Gleichzeitig sehen aber die EU-Gesetzgeber auch grosse Schlupflöcher vor, um solche fehlgeleiteten Anwendungen durch die Hintertür dann doch wieder zu ermöglichen. KI-Systeme, die eingesetzt werden, um die Emotionen von Asylbewerbenden zu ‘erkennen’, oder KI, die eingesetzt wird, um die Gesichter von Menschen im öffentlichen Raum in Echtzeit zu identifizieren, wann immer es um die Suche nach Verdächtigen schwerer Verbrechen geht – diese und andere gefährlichen KI-Anwendungen werden über den Umweg detaillierter Ausnahmen legalisiert, die die Liste der Verbote offenbar vorsieht. Inwieweit die im AI Act vorgesehenen Verbote also tatsächlich Schutz bieten, lässt sich daher erst beurteilen, wenn wir den endgültigen Text kennen.

Die Einigung von Freitagnacht enthält auch Bestimmungen zur Regulierung sogenannter «General Purpose AI Systems» (GPAI) und der Modelle, auf denen sie basieren. Hier haben die Gesetzgeber einen zweistufigen Ansatz gewählt, der umfassendere Verpflichtungen für grosse, folgenreiche Systeme vorsieht. Deren Anbieter müssen die systemischen Risiken bewerten und abmildern, die von ihren KI-Systemen ausgehen, ihre Modelle bewerten und testen und schwerwiegende Vorfälle sowie die Energieeffizienz der Systeme melden.

«Wir begrüssen, dass grosse KI-Systeme wie ChatGPT nicht nur der Selbstregulierung überlassen werden, sondern dass ihre Anbieter systemische Risiken mindern sollen und transparent machen müssen, wie viel Energie sie verbrauchen – auch wenn wir uns nachdrücklich für weitreichendere Verpflichtungen eingesetzt haben, unter anderem um die Rechte von Clickworkern zu schützen, die Rechte von Betroffenen zu stärken und die Rechenschaftspflicht entlang der gesamten Wertschöpfungskette zu gewährleisten. Es bleibt jedoch abzuwarten, wie diese Bestimmungen in der Praxis umgesetzt werden und inwieweit Big Tech in der Lage sein wird, sie zu umgehen. In Anbetracht der Aufmerksamkeit, die dieses Thema in den letzten Wochen erhalten hat, und gemessen an der Dynamik der letzten Verhandlungsrunde, kann es ebenso sein, dass diese Bestimmungen nun als ‘Kompromiss’ dargestellt werden, während sie tatsächlich eher minimal sind.»

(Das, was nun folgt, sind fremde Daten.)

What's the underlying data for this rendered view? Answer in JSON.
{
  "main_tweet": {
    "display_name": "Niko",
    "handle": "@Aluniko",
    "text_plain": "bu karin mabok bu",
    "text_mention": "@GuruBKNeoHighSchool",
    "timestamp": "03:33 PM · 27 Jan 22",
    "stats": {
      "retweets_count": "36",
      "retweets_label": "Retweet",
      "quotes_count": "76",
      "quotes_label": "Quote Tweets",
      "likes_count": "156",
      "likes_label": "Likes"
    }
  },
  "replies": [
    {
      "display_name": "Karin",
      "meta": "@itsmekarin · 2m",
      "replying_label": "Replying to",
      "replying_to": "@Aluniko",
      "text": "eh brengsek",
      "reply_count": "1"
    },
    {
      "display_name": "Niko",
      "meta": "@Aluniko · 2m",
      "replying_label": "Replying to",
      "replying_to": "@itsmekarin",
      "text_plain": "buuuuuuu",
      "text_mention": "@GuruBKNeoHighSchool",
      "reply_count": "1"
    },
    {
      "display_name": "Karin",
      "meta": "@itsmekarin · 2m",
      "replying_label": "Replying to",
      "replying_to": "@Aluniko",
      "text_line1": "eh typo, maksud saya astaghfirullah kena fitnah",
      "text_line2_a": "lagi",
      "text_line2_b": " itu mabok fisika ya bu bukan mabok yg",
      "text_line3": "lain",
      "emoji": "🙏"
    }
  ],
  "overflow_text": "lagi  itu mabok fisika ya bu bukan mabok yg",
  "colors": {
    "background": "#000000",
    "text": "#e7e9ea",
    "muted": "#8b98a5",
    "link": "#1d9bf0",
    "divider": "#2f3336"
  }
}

Angela Müller, Leiterin AlgorithmWatch CH

Zwar wurde gestern kurz nach Mitternacht eine Einigung zur KI-Verordnung verkündet, doch werden auch die eher detaillierten Ausführungen, die in den nächsten Wochen verfasst werden, entscheidend sein. Derzeit handelt es sich in erster Linie um eine Einigung auf politischer Ebene, die unter grossem Druck zustande gekommen ist. Es ist zu erwarten, dass einige Fragen noch auf der sogenannten «technischen Ebene» von Expert*innen der EU-Kommission, des Parlaments und der Mitgliedstaaten diskutiert werden. Danach müssen sowohl das Parlament als auch der Rat den Gesetzestext formell verabschieden.

Gemeinsam mit unseren Partnern aus der Zivilgesellschaft wird AlgorithmWatch somit auch in dieser nächsten Phase den Druck auf die Gesetzgeber aufrechterhalten, um eine weitere Aushöhlung des Grundrechtsschutzes zu verhindern.